Another piece of legislation, House Bill 2288, would continue the ability of corporations to receive tax credits for contributions to private schools.
“For me, CARE is not about a public versus private mentality,” Ferko said, but “I am concerned about the disparity, private and public, in reference to the 2010 budget. As a voter, as a parent, I am very concerned when I hear legislators are concerned about protecting the right of choice for parents. I do not agree that this legislature, any legislature, has the right to take away the choice” by pulling money from public schools. “It makes me angry when the right to choice in education does not include public education.”
Megna’s mother, Catalina artist Anne Leonard, and her sister, Judy Leonard, whose child attends Copper Creek Elementary School, are also founders of CARE. Badger’s husband, Richard, works the Web site, www.azcare.info.
CARE is free to join, with no paid staff.

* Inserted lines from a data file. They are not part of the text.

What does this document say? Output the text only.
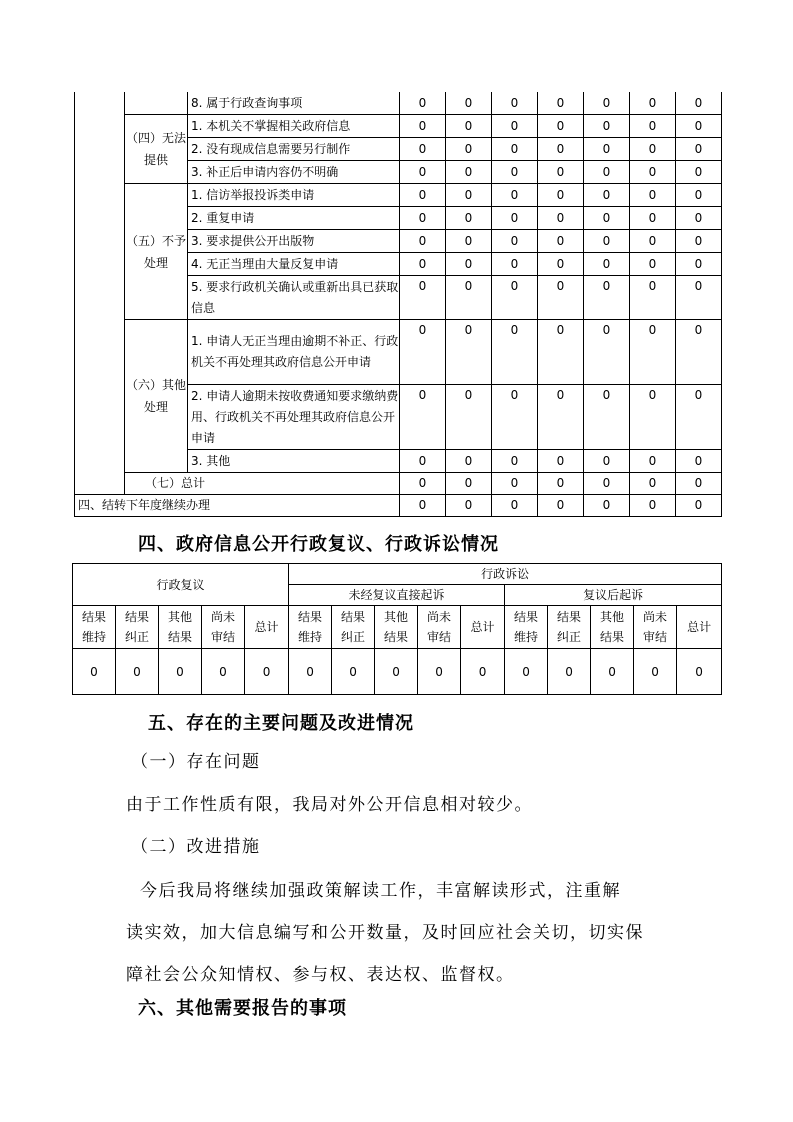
		8. 属于行政查询事项	0	0	0	0	0	0	0
	（四）无法提供	1. 本机关不掌握相关政府信息	0	0	0	0	0	0	0
		2. 没有现成信息需要另行制作	0	0	0	0	0	0	0
		3. 补正后申请内容仍不明确	0	0	0	0	0	0	0
	（五）不予处理	1. 信访举报投诉类申请	0	0	0	0	0	0	0
		2. 重复申请	0	0	0	0	0	0	0
		3. 要求提供公开出版物	0	0	0	0	0	0	0
		4. 无正当理由大量反复申请	0	0	0	0	0	0	0
		5. 要求行政机关确认或重新出具已获取信息	0	0	0	0	0	0	0
	（六）其他处理	1. 申请人无正当理由逾期不补正、行政机关不再处理其政府信息公开申请	0	0	0	0	0	0	0
		2. 申请人逾期未按收费通知要求缴纳费用、行政机关不再处理其政府信息公开申请	0	0	0	0	0	0	0
		3. 其他	0	0	0	0	0	0	0
	（七）总计		0	0	0	0	0	0	0
四、结转下年度继续办理			0	0	0	0	0	0	0
四、政府信息公开行政复议、行政诉讼情况
行政复议					行政诉讼									
					未经复议直接起诉					复议后起诉				
结果维持	结果纠正	其他结果	尚未审结	总计	结果维持	结果纠正	其他结果	尚未审结	总计	结果维持	结果纠正	其他结果	尚未审结	总计
0	0	0	0	0	0	0	0	0	0	0	0	0	0	0
五、存在的主要问题及改进情况
（一）存在问题
由于工作性质有限，我局对外公开信息相对较少。
（二）改进措施
今后我局将继续加强政策解读工作，丰富解读形式，注重解
读实效，加大信息编写和公开数量，及时回应社会关切，切实保
障社会公众知情权、参与权、表达权、监督权。
六、其他需要报告的事项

“We have made a conscious decision as a group not to affiliate with other groups,” Ferko said. “Our mission is simply to be a conduit of information for those in Arizona who want to take action, and who are concerned.”
“I hope that we make smart choices,” Megna said.
Legislators meet with parents at school March 5
Concerned Arizona Residents for Education is participating in a March 5 meeting where citizens can speak with legislators on the subject of public education.
The meeting starts at 6:30 p.m. that Thursday at Cross Middle School, 1000 W. Chapala Drive. District 26 Reps. Vic Williams and Nancy Young Wright, both members of the Arizona House Education Committee, have said they would attend.
The session is intended to “provide dialogue, so legislators can hear, and people can express” opinions, “so we can work together toward a solution,” CARE member Melissa Megna said.
The day before, on March 4, CARE is pushing for participation in March 4Schools, also at the state capitol.